Reminding readers that studies point to the fact that proximity to casino venues means brings a rise in problem gambling, the article claims this type of business plan does nothing but “make millionaires out of payday loan sharks”. While admitting that casinos can provide jobs, the author of the article warns that they can also ruin careers and lives.

In Baltimore, where a quarter of the 622,000 residents live below the poverty line, gambling can turn into a problem very quickly, the author says.

Disaster in Detroit

One of the first cities that gave urban gambling a try was Detroit. But the plan backfired big time when the city went bankrupt. In fact, the city’s three casinos were at the heart of Detroit’s bankruptcy plan.

Under American gambling laws, the state of Michigan organized a referendum to ask voters if casinos should be built in the state. This was back in 1996. The majority of residents approved gambling in Detroit, hoping that the new industry would help revitalize the local economy.

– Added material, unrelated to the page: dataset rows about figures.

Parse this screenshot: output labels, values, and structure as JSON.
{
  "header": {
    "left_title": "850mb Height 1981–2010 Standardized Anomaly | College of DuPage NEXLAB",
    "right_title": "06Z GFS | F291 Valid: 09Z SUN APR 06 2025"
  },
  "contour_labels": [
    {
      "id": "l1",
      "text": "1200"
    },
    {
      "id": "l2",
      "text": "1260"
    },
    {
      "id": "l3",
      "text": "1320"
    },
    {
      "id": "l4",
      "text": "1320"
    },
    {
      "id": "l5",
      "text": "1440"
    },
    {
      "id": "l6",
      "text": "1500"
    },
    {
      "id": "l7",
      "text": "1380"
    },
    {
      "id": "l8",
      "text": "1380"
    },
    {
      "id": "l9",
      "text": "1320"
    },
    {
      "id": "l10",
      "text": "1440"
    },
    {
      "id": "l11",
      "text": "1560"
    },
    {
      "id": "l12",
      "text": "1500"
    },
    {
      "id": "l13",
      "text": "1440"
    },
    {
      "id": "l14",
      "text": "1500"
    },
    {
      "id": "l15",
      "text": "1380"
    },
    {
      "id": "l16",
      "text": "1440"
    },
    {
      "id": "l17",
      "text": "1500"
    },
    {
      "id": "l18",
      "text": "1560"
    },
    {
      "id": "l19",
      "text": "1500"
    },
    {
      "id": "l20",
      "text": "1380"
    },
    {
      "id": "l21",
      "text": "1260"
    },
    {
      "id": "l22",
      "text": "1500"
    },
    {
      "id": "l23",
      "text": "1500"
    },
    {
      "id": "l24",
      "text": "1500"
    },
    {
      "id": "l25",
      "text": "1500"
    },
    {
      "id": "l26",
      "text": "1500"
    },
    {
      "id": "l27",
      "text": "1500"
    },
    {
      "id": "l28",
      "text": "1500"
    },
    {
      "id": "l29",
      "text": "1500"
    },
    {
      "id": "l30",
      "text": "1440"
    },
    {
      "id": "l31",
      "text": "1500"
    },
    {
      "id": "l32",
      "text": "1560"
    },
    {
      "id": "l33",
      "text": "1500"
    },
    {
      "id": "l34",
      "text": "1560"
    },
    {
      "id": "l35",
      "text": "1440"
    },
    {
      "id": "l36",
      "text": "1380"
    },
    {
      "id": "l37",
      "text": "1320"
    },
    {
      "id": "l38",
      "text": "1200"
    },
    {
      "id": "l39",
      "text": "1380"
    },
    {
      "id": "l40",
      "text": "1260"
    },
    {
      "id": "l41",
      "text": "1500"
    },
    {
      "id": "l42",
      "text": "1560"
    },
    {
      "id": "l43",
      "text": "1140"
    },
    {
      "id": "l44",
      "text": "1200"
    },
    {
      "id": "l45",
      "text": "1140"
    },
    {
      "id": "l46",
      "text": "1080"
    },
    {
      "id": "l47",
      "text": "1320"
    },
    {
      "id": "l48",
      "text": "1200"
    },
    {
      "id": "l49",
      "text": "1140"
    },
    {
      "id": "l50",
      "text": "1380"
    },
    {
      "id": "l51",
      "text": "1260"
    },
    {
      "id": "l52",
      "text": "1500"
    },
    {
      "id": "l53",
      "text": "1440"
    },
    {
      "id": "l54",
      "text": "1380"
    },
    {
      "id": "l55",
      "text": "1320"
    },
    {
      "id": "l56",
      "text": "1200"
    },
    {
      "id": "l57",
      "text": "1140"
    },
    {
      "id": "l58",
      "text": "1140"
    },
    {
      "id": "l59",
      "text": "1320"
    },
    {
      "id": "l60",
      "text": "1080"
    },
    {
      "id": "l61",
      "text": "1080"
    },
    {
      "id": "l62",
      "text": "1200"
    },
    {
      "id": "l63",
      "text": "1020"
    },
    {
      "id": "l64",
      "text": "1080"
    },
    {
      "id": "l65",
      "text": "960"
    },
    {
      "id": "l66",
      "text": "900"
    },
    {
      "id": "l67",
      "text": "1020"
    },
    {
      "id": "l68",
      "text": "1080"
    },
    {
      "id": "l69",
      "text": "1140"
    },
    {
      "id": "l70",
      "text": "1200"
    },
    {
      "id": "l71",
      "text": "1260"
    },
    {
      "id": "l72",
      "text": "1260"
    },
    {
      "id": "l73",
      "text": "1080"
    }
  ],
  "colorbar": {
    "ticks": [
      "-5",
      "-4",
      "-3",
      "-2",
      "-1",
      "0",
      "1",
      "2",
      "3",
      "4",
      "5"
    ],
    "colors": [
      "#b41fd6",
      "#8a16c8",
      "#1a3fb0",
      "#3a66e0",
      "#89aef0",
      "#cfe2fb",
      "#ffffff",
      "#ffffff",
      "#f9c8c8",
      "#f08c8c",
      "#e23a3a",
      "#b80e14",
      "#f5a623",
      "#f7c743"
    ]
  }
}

Following the legalization of casinos in the state, three glitzy resorts opened in the following years, generating as much as $180 million in tax revenues every year.

“Every day that we don’t have access to casino revenue, we cannot make the necessary investment in this city to provide for the health, safety and welfare of the citizens,” Emergency Manager Kevyn Orr said in a deposition last year.

Casino competition

Soon after Maryland’s first urban casino opened for business, the state lottery commission started to report a decline in sales. The first profit drop in 15 years was registered sometime last year, after the Maryland Live started to operate on what used to be a shopping mall parking lot. In July, the casino made almost $53 million in profit.

While it’s stunning just to think that people living nearby can afford to spend that much, things are about to get even more interesting now that gamblers living in Baltimore can just take the city bus to the nearest casino. The article also notes that the 51 line will soon be changing its route, passing through some of the most disadvantaged neighborhoods in the city on its way to the Horseshoe Casino.

The Baltimore venue will surely win some of Maryland Live’s clients, but the competition will get even tougher in a couple of years, when MGM Grand also opens its own gaming emporium located at National Harbor in southern Maryland.

Apart from the new casino in downtown Baltimore, there are four gambling venues in Maryland. The state legalized slots in 2008 and added table games four years later. Those who support gambling have managed to convince both authorities and state residents that it’s better if players spend their money locally, instead of having to go all the way to the neighboring states of Delaware and West Virginia.

What will the future bring?

After all that talk about casinos in Maryland keeping profits within state lines, these companies have slowly started to devour other one’s business. There are a number of states in the US that have casinos, but Maryland is becoming home to one of the most saturated gambling markets.

Experts have long warned authorities that too many casinos are being built in the US, while the demand for these venues is not high enough to sustain them. At the moment, states are competing with one another for a limited amount of money, and this was one of the reasons why Atlantic City is having such a tough time.

It looks like while authorities are still debating whether to legalize internet gambling in the US, they are failing to see that there’s not much future in land-based casinos anymore.